L’ambassadeur de Belgique à Varsovie, Luc Jacobs, a été convoqué par le gouvernement polonais pour s’expliquer à la suite du discours virulent tenu par le Premier ministre belge Alexander De Croo, mercredi au collège d’Europe (Bruges), sur les atteintes à l’État de droit dans ce pays.
L’entretien doit avoir lieu cet après-midi, a-t-on appris vendredi auprès des Affaires étrangères de Belgique.
Un discours vu plus de 300.000 fois sur les réseaux sociaux
Interrogé, le cabinet du Premier ministre y voit la signification que le message du discours “a été entendu” à Varsovie.
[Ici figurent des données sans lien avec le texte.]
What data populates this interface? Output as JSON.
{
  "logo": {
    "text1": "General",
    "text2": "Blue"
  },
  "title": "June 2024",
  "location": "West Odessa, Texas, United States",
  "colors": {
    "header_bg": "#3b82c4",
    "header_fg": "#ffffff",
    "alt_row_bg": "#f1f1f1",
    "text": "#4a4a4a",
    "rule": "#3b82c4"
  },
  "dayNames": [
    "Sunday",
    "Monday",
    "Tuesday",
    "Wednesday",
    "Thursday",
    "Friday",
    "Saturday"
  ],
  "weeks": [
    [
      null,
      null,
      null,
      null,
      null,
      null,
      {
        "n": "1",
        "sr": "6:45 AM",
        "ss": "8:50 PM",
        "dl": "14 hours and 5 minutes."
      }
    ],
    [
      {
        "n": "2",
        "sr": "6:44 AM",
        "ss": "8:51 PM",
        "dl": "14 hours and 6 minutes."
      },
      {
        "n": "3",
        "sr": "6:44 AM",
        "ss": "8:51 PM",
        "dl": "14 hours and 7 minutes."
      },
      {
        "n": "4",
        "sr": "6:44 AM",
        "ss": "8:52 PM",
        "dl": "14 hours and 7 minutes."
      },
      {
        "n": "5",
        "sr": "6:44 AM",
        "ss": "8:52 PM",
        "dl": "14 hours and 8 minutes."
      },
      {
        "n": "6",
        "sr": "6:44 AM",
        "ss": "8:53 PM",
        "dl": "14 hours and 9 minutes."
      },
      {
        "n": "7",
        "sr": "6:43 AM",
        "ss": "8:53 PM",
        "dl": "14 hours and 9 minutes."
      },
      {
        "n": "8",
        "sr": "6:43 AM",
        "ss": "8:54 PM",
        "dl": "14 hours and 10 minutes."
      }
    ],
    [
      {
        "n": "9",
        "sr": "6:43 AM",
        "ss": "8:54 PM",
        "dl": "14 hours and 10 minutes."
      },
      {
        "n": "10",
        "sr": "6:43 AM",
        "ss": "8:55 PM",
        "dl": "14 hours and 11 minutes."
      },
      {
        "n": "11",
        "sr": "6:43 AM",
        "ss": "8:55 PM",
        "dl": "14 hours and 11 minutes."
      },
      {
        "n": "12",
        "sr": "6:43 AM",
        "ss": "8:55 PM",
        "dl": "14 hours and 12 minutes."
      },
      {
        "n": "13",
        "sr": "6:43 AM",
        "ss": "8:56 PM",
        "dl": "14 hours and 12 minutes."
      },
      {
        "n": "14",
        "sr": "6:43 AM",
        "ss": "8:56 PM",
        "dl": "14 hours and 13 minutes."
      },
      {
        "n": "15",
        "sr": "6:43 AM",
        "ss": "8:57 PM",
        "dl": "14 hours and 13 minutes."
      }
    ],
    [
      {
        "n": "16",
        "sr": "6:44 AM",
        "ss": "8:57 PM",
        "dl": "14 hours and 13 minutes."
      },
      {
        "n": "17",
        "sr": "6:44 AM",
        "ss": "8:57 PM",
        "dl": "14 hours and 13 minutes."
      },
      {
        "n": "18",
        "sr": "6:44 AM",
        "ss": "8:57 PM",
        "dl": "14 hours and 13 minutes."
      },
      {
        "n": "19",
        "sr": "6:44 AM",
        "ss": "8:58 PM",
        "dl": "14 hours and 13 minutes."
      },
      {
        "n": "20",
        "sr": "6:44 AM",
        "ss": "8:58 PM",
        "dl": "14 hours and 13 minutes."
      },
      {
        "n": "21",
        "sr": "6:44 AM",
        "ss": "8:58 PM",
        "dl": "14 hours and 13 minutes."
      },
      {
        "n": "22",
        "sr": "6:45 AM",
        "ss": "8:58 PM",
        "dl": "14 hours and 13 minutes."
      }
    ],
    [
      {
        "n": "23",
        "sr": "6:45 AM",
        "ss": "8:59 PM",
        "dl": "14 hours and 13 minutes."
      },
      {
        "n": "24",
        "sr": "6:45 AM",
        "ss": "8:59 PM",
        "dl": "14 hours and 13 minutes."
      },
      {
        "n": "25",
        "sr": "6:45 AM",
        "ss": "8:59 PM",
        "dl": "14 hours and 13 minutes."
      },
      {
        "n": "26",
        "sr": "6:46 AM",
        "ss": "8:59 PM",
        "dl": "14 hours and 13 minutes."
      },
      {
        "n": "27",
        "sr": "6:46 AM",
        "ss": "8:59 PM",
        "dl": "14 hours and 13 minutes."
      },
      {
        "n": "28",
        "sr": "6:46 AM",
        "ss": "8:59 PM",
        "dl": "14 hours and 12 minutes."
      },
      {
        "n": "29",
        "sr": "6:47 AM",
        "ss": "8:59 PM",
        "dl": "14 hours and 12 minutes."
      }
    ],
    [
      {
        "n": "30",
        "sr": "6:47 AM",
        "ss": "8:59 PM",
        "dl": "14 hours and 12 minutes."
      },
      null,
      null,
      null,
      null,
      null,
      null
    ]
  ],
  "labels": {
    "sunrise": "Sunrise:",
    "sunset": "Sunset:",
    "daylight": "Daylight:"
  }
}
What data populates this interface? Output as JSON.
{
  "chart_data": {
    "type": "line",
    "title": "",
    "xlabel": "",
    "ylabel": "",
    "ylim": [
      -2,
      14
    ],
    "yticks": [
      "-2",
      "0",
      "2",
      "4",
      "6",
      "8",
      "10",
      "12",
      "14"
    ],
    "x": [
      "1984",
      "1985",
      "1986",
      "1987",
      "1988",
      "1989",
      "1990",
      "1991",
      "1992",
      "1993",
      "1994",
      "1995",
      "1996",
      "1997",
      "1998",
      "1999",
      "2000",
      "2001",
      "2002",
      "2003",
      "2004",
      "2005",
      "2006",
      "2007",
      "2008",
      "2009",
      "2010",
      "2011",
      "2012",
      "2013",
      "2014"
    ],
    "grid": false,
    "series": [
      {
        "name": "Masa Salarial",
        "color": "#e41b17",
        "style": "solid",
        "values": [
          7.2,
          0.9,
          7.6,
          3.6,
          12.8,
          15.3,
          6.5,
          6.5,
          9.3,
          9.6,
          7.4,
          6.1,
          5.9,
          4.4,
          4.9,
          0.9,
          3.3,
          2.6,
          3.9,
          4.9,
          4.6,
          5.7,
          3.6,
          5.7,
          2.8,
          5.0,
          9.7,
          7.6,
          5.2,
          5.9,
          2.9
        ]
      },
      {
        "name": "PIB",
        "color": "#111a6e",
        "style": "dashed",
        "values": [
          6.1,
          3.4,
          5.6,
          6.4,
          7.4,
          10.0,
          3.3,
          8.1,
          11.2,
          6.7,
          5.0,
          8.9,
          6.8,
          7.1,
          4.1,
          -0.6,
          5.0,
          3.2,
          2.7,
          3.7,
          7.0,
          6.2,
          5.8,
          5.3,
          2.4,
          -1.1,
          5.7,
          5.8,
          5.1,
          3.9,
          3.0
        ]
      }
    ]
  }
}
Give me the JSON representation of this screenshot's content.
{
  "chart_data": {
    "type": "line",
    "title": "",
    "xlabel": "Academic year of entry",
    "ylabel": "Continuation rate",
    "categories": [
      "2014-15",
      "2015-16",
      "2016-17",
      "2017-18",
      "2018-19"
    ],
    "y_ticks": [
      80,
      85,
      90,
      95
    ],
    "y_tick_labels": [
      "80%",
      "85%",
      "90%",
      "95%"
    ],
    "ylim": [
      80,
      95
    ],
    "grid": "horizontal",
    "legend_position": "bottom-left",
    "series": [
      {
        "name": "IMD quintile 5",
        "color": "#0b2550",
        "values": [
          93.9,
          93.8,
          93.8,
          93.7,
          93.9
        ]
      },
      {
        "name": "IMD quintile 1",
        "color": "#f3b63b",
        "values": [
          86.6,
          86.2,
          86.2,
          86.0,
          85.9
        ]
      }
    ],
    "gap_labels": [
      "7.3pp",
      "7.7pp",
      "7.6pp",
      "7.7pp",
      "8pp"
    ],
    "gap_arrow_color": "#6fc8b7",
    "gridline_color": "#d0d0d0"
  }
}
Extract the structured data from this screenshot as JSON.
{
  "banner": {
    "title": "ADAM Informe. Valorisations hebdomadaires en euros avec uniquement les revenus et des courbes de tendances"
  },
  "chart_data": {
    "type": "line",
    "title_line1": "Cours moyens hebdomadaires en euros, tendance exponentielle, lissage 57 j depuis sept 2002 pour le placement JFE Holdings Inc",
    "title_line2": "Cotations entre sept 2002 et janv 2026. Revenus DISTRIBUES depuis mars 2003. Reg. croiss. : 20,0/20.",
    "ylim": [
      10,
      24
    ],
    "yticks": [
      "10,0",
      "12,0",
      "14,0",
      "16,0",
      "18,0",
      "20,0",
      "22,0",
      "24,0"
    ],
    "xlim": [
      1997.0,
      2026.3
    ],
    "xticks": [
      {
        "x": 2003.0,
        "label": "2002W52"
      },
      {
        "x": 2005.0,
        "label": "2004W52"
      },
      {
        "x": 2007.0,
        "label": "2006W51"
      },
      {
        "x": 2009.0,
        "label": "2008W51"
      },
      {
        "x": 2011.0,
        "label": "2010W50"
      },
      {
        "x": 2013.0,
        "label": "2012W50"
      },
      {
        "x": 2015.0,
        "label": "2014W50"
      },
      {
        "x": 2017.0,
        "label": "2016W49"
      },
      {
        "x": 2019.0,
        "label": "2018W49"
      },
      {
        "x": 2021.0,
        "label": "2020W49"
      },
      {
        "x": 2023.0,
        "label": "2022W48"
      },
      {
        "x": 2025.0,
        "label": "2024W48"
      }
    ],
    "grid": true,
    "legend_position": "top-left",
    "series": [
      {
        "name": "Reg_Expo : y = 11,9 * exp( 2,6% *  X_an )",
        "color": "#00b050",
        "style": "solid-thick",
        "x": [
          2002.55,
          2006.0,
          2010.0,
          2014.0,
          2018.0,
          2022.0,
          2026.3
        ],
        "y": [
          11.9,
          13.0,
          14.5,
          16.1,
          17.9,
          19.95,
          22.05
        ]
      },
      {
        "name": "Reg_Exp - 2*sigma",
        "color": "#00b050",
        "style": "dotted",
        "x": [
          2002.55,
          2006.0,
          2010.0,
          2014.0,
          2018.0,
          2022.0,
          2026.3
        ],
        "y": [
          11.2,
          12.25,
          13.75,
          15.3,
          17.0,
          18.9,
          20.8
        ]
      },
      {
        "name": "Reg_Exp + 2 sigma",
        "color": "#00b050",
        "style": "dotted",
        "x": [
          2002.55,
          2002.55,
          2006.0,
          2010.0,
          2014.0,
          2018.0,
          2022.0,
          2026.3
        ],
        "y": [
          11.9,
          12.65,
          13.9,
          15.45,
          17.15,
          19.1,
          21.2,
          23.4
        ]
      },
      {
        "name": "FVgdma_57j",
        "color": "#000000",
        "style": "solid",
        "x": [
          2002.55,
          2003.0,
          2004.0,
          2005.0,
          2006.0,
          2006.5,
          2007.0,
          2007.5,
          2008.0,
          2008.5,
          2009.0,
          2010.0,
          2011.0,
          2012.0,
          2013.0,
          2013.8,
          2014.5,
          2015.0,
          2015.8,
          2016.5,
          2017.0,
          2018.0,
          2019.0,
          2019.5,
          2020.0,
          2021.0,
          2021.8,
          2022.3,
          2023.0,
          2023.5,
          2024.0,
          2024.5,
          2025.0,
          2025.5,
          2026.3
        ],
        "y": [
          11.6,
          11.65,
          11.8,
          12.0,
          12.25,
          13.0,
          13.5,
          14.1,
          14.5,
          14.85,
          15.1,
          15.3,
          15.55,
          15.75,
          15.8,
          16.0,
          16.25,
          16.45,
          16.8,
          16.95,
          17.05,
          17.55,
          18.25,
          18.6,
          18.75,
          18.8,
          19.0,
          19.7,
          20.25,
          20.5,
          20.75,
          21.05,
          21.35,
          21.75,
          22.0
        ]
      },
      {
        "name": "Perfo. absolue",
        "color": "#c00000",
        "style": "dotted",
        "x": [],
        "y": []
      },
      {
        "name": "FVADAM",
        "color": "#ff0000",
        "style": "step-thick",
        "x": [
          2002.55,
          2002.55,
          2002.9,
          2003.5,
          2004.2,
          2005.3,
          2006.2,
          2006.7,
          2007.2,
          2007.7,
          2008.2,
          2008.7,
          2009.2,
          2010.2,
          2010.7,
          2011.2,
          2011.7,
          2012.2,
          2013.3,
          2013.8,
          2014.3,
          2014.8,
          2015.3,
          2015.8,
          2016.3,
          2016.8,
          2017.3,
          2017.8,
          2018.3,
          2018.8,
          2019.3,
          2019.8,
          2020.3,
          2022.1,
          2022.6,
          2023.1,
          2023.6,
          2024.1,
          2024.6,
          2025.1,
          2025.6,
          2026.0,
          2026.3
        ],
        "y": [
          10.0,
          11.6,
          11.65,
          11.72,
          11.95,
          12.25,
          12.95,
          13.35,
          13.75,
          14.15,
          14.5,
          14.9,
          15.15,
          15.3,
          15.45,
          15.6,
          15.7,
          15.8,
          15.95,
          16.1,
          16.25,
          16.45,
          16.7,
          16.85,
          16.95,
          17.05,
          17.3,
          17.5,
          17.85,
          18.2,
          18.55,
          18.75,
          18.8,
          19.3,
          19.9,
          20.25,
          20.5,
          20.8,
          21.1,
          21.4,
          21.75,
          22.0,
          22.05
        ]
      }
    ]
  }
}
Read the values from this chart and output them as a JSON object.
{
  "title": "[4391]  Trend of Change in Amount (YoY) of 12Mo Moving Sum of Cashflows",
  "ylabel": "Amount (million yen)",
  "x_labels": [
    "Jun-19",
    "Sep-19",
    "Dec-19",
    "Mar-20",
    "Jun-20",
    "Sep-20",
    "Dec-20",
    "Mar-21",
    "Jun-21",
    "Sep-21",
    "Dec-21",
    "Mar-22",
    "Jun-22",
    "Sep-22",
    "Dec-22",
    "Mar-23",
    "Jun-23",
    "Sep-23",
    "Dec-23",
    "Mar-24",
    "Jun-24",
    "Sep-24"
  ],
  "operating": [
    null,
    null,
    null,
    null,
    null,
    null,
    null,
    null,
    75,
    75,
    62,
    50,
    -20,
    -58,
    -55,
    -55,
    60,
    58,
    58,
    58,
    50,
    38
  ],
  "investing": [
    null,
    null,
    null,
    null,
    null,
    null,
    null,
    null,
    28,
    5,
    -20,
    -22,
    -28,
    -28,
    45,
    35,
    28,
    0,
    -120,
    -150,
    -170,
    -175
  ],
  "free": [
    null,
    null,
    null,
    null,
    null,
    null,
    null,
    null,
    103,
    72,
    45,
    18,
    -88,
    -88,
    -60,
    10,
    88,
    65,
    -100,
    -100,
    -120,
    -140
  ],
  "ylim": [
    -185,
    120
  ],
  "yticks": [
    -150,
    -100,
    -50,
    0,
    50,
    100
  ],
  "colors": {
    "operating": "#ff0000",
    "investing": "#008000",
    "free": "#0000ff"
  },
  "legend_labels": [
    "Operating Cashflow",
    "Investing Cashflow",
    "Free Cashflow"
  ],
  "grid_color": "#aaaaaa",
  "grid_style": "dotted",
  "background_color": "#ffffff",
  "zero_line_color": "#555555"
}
Ce discours a d’ailleurs eu “énormément de retombées”, se félicitait la chancellerie, précisant qu’il a déjà été vu plus de 300.000 fois sur les médias sociaux.
Dans cette allocution, le Premier ministre Alexander De Croo met en garde son homologue polonais, Mateusz Morawiecki, contre une escalade du conflit sur les règles de base de l’État de droit et le projet européen.
“À ceux qui donnent des interviews incendiaires dans le Financial Times et pensent qu’il est nécessaire de déclarer une nouvelle guerre mondiale, je veux dire : vous jouez à un jeu dangereux, vous jouez avec le feu lorsque vous partez en guerre contre vos collègues européens pour des raisons de politique intérieure”, avait déclaré M. De Croo, en référence à des mots durs de M. Morawiecki dans l’édition de lundi du journal financier britannique.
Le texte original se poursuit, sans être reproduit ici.